By analyzing existing cross correlation between TPL Insurance and Asia Insurance, you can compare the effects of market volatilities on TPL Insurance and Asia Insurance and check how they will diversify away market risk if combined in the same portfolio for a given time horizon. You can also utilize pair trading strategies of matching a long position in TPL Insurance with a short position of Asia Insurance. Check out your portfolio center. Please also check ongoing floating volatility patterns of TPL Insurance and Asia Insurance.

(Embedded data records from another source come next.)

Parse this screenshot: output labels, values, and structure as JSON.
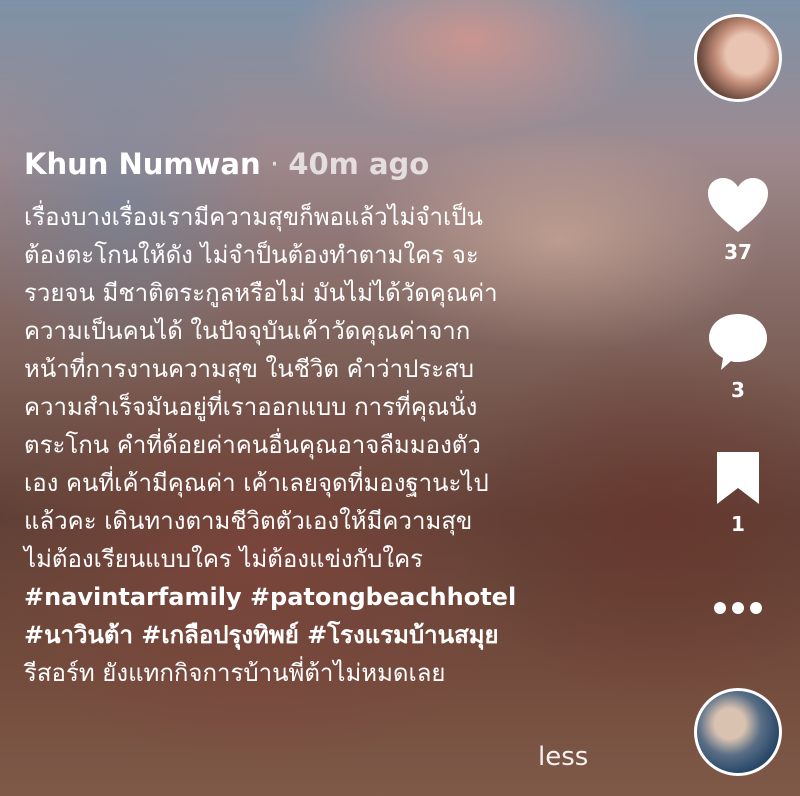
{
  "post": {
    "author": "Khun Numwan",
    "separator": "·",
    "time": "40m ago",
    "caption_lines": [
      "เรื่องบางเรื่องเรามีความสุขก็พอแล้วไม่จำเป็น",
      "ต้องตะโกนให้ดัง ไม่จำป็นต้องทำตามใคร จะ",
      "รวยจน มีชาติตระกูลหรือไม่ มันไม่ได้วัดคุณค่า",
      "ความเป็นคนได้ ในปัจจุบันเค้าวัดคุณค่าจาก",
      "หน้าที่การงานความสุข ในชีวิต คำว่าประสบ",
      "ความสำเร็จมันอยู่ที่เราออกแบบ การที่คุณนั่ง",
      "ตระโกน คำที่ด้อยค่าคนอื่นคุณอาจลืมมองตัว",
      "เอง คนที่เค้ามีคุณค่า เค้าเลยจุดที่มองฐานะไป",
      "แล้วคะ เดินทางตามชีวิตตัวเองให้มีความสุข",
      "ไม่ต้องเรียนแบบใคร ไม่ต้องแข่งกับใคร"
    ],
    "hashtag_line_1": "#navintarfamily #patongbeachhotel",
    "hashtag_line_2": "#นาวินต้า #เกลือปรุงทิพย์ #โรงแรมบ้านสมุย",
    "last_line": "รีสอร์ท ยังแทกกิจการบ้านพี่ต้าไม่หมดเลย",
    "less_label": "less"
  },
  "actions": {
    "likes": "37",
    "comments": "3",
    "saves": "1"
  },
  "icons": {
    "like": "heart-icon",
    "comment": "comment-bubble-icon",
    "save": "bookmark-icon",
    "more": "more-dots-icon"
  }
}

Diversification Opportunities for TPL Insurance and Asia Insurance
-0.26 | Correlation Coefficient |
Very good diversification
The 3 months correlation between TPL and Asia is -0.26. Overlapping area represents the amount of risk that can be diversified away by holding TPL Insurance and Asia Insurance in the same portfolio, assuming nothing else is changed. The correlation between historical prices or returns on Asia Insurance and TPL Insurance is a relative statistical measure of the degree to which these equity instruments tend to move together. The correlation coefficient measures the extent to which returns on TPL Insurance are associated (or correlated) with Asia Insurance. Values of the correlation coefficient range from -1 to +1, where. The correlation of zero (0) is possible when the price movement of Asia Insurance has no effect on the direction of TPL Insurance i.e., TPL Insurance and Asia Insurance go up and down completely randomly.
Pair Corralation between TPL Insurance and Asia Insurance
Assuming the 90 days trading horizon TPL Insurance is expected to generate 188.1 times less return on investment than Asia Insurance. In addition to that, TPL Insurance is 1.1 times more volatile than Asia Insurance. It trades about 0.0 of its total potential returns per unit of risk. Asia Insurance is currently generating about 0.48 per unit of volatility. If you would invest 1,400 in Asia Insurance on April 21, 2025 and sell it today you would earn a total of 500.00 from holding Asia Insurance or generate 35.71% return on investment over 90 days.
Time Period | 3 Months [change] |
Direction | Moves Against |
Strength | Insignificant |
Accuracy | 30.65% |
Values | Daily Returns |
TPL Insurance vs. Asia Insurance
Performance |
Timeline |
TPL Insurance |
Asia Insurance |
TPL Insurance and Asia Insurance Volatility Contrast
Predicted Return Density |
Returns |
Pair Trading with TPL Insurance and Asia Insurance
The main advantage of trading using opposite TPL Insurance and Asia Insurance positions is that it hedges away some unsystematic risk. Because of two separate transactions, even if TPL Insurance position performs unexpectedly, Asia Insurance can make up some of the losses. Pair trading also minimizes risk from directional movements in the market. For example, if an entire industry or sector drops because of unexpected headlines, the short position in Asia Insurance will offset losses from the drop in Asia Insurance's long position.TPL Insurance vs. Roshan Packages | TPL Insurance vs. Packages | TPL Insurance vs. Big Bird Foods | TPL Insurance vs. 786 Investment Limited |
Asia Insurance vs. United Insurance | Asia Insurance vs. EFU General Insurance | Asia Insurance vs. Agritech | Asia Insurance vs. TPL Insurance |
Check out your portfolio center.Note that this page's information should be used as a complementary analysis to find the right mix of equity instruments to add to your existing portfolios or create a brand new portfolio. You can also try the Investing Opportunities module to build portfolios using our predefined set of ideas and optimize them against your investing preferences.